Pertanyaan ini bukan sekadar
sindiran, melainkan jeritan hati yang lahir dari luka panjang hubungan rakyat
dengan wakilnya. Paradoks demokrasi Indonesia terletak di sini: rakyat punya
suara, tapi sering merasa tak berdaya.
Demokrasi Janji
Manis yang Tak Selalu Tiba di Meja Rakyat
Demokrasi, dalam definisi yang
ideal, adalah pemerintahan dari rakyat, oleh rakyat, dan untuk rakyat. Sebuah
sistem yang lahir dari keyakinan bahwa suara terbanyak adalah cermin kehendak
bersama.
Namun dalam kenyataannya, demokrasi
kita kerap berhenti pada simbol: spanduk, baliho, jargon kampanye, dan pesta
rakyat di hari pemilu. Setelah itu, rakyat kembali ke rutinitasnya, sementara
wakil rakyat yang terpilih sibuk menata jalan menuju kekuasaan yang lebih
tinggi.
Demokrasi pun terasa seperti kisah
cinta sepihak: rakyat jatuh hati, memberi suara, memberi harapan, sementara
wakilnya hanya singgah sebentar, lalu pergi meninggalkan luka.
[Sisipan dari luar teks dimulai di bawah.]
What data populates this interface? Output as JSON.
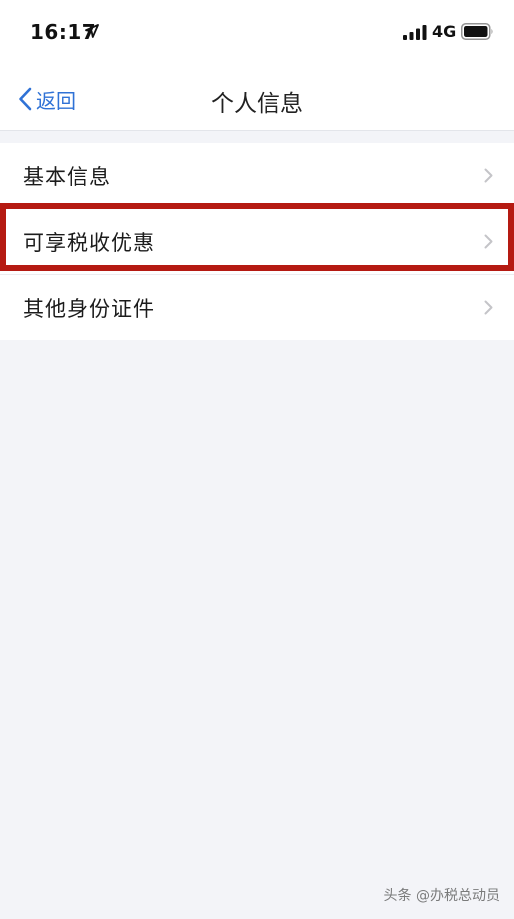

Apakah itu salah rakyat karena mudah
tergoda janji? Atau karena sistem demokrasi memang membuka ruang untuk
manipulasi, pencitraan, dan politik uang?
Saat
Suara Rakyat Jadi Murah
Tak bisa dipungkiri, di banyak
daerah suara rakyat sering diperdagangkan. Politik uang masih menjadi luka
purba demokrasi kita. Satu suara dihargai seratus ribu rupiah, sekarung beras,
atau bahkan hanya sekotak mi instan.
Ironisnya, banyak rakyat yang
menerima dengan senyum, karena kebutuhan perut lebih mendesak daripada janji
perubahan. Dalam kondisi ini, rakyat sebenarnya bukan tolol, melainkan dipaksa
oleh keadaan. Mereka tahu uang itu hanya sementara, tapi lapar tak bisa
menunggu.
Di sisi lain, para calon yang
membeli suara pun sadar: mereka tak perlu benar-benar berjuang setelah
terpilih. Sebab suara rakyat sudah dibeli di muka, tanggung jawabnya pun terasa
lunas di hari pemilu.
Maka lahirlah paradoks itu: rakyat
mengeluh punya wakil yang buruk, tapi di sisi lain ikut melanggengkan budaya
politik uang.
Politik
Janji, Politik Ingatan Pendek
Setiap pemilu, rakyat disuguhi
janji-janji manis: pendidikan gratis, lapangan kerja luas, harga murah, hingga
kesejahteraan yang merata. Janji itu terdengar bagai puisi, indah namun rapuh.
Begitu terpilih, banyak wakil rakyat
sibuk dengan dirinya sendiri. Sidang paripurna kosong kursi, undang-undang
dibuat tanpa konsultasi publik, korupsi mencuat di layar televisi. Janji yang
dulu memikat, kini hanya jadi catatan sejarah kampanye.
Namun rakyat pun sering memiliki
ingatan pendek. Lima tahun kemudian, wajah lama bisa kembali dipilih hanya
karena baliho baru dengan senyum yang lebih lebar.
Apakah ini bukti rakyat tolol? Atau
bukti betapa cerdasnya sistem politik dalam mengatur ingatan kolektif agar
rakyat cepat lupa?
Ditololkan
oleh Sistem
Mari kita jujur. Demokrasi kita
bukan sekadar soal rakyat yang memilih, tetapi juga soal sistem yang mengatur
permainan.
Partai politik, sebagai pintu masuk
calon anggota DPR, sering kali lebih mengutamakan loyalitas dan modal besar
ketimbang integritas. Tiket politik bukan diberikan kepada yang berjuang untuk
rakyat, tetapi kepada mereka yang punya uang dan jaringan.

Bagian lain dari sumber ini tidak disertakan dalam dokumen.